Aujourd'hui, l'interdit a changé de visage. La figure du père pourrait bien n'être qu'une forme historiquement datée de l'autorité. Désormais, ce sont les faits qui font autorité et parmi eux, les faits économiques. Mais cette mutation est portée par une évolution séculaire, le progrès technique. Depuis plus de cent ans, du sociologue allemand Georg Simmel jusqu'à Heidegger qui voyait en elle une puissance de l'histoire, et en passant par les représentants de l'Ecole de Francfort, la technique est pensée comme la source d'autorité exerçant un monopole croissant au détriment de toute autre forme appartenant au passé.
Parmi les fournisseurs de la technique dominant notre époque, le traitement de l'information, IBM est un symbole de l'autorité, du type de celle que le joueur aime remettre en cause. Pour Steve Jobs, l'année 1984, évoquant le roman de G.Orwell, est un moment plein de symboles. Dans un film publicitaire, c'est une femme qui lance le marteau censé briser l'écran sur lequel apparaît la figure de Big Brother.
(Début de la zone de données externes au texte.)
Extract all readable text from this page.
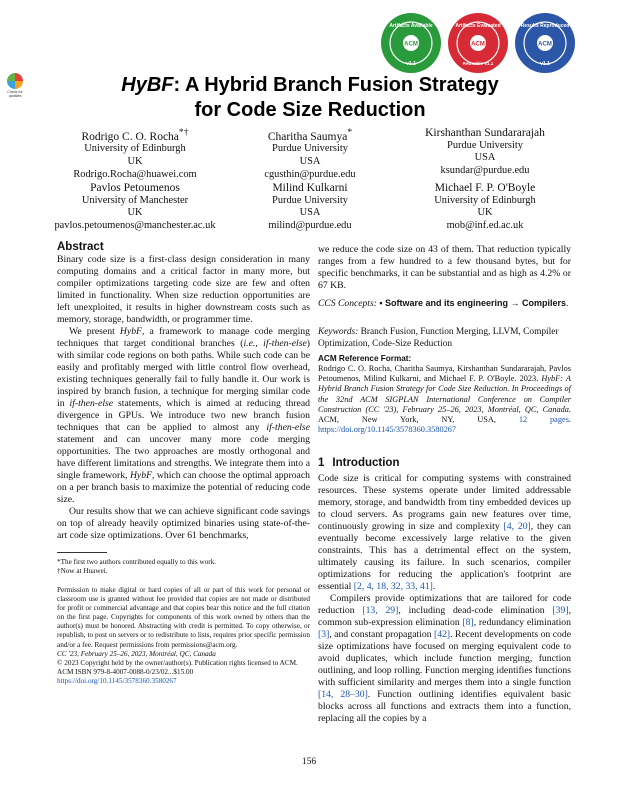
ACM
Artifacts Available
v1.1
ACM
Artifacts Evaluated
Reusable v1.1
ACM
Results Reproduced
v1.1
Check for
updates	HyBF: A Hybrid Branch Fusion Strategy
for Code Size Reduction
Rodrigo C. O. Rocha*†
University of Edinburgh
UK
Rodrigo.Rocha@huawei.com
Charitha Saumya*
Purdue University
USA
cgusthin@purdue.edu
Kirshanthan Sundararajah
Purdue University
USA
ksundar@purdue.edu
Pavlos Petoumenos
University of Manchester
UK
pavlos.petoumenos@manchester.ac.uk
Milind Kulkarni
Purdue University
USA
milind@purdue.edu
Michael F. P. O'Boyle
University of Edinburgh
UK
mob@inf.ed.ac.uk
Abstract

Binary code size is a first-class design consideration in many computing domains and a critical factor in many more, but compiler optimizations targeting code size are few and often limited in functionality. When size reduction opportunities are left unexploited, it results in higher downstream costs such as memory, storage, bandwidth, or programmer time.

We present HybF, a framework to manage code merging techniques that target conditional branches (i.e., if-then-else) with similar code regions on both paths. While such code can be easily and profitably merged with little control flow overhead, existing techniques generally fail to fully handle it. Our work is inspired by branch fusion, a technique for merging similar code in if-then-else statements, which is aimed at reducing thread divergence in GPUs. We introduce two new branch fusion techniques that can be applied to almost any if-then-else statement and can uncover many more code merging opportunities. The two approaches are mostly orthogonal and have different limitations and strengths. We integrate them into a single framework, HybF, which can choose the optimal approach on a per branch basis to maximize the potential of reducing code size.

Our results show that we can achieve significant code savings on top of already heavily optimized binaries using state-of-the-art code size optimizations. Over 61 benchmarks,

*The first two authors contributed equally to this work.
†Now at Huawei.
Permission to make digital or hard copies of all or part of this work for personal or classroom use is granted without fee provided that copies are not made or distributed for profit or commercial advantage and that copies bear this notice and the full citation on the first page. Copyrights for components of this work owned by others than the author(s) must be honored. Abstracting with credit is permitted. To copy otherwise, or republish, to post on servers or to redistribute to lists, requires prior specific permission and/or a fee. Request permissions from permissions@acm.org.
CC '23, February 25–26, 2023, Montréal, QC, Canada
© 2023 Copyright held by the owner/author(s). Publication rights licensed to ACM.
ACM ISBN 979-8-4007-0088-0/23/02...$15.00
https://doi.org/10.1145/3578360.3580267

we reduce the code size on 43 of them. That reduction typically ranges from a few hundred to a few thousand bytes, but for specific benchmarks, it can be substantial and as high as 4.2% or 67 KB.

CCS Concepts: • Software and its engineering → Compilers.
Keywords: Branch Fusion, Function Merging, LLVM, Compiler Optimization, Code-Size Reduction
ACM Reference Format:

Rodrigo C. O. Rocha, Charitha Saumya, Kirshanthan Sundararajah, Pavlos Petoumenos, Milind Kulkarni, and Michael F. P. O'Boyle. 2023. HybF: A Hybrid Branch Fusion Strategy for Code Size Reduction. In Proceedings of the 32nd ACM SIGPLAN International Conference on Compiler Construction (CC '23), February 25–26, 2023, Montréal, QC, Canada. ACM, New York, NY, USA, 12 pages. https://doi.org/10.1145/3578360.3580267

1 Introduction

Code size is critical for computing systems with constrained resources. These systems operate under limited addressable memory, storage, and bandwidth from tiny embedded devices up to cloud servers. As programs gain new features over time, continuously growing in size and complexity [4, 20], they can eventually become excessively large relative to the given constraints. This has a detrimental effect on the system, ultimately causing its failure. In such scenarios, compiler optimizations for reducing the application's footprint are essential [2, 4, 18, 32, 33, 41].

Compilers provide optimizations that are tailored for code reduction [13, 29], including dead-code elimination [39], common sub-expression elimination [8], redundancy elimination [3], and constant propagation [42]. Recent developments on code size optimizations have focused on merging equivalent code to avoid duplicates, which include function merging, function outlining, and loop rolling. Function merging identifies functions with sufficient similarity and merges them into a single function [14, 28–30]. Function outlining identifies equivalent basic blocks across all functions and extracts them into a function, replacing all the copies by a

156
Le père cesse d'être un modèle ; la mère s'avère subversive : le film en question, c'est celui qui inaugure le lancement du Macintosh.
Or, le Macintosh a quelque chose d'une victoire sur la technique. L'identité du produit,c'est son côté user friendly. Au fond, Steve Jobs remet la technique au service de l'homme et d'une certaine façon, libère celui-ci du joug de celle-là. Il réintègre l'outil technique dans le périmètre du jeu en lui arrachant son masque austère voire arrogant.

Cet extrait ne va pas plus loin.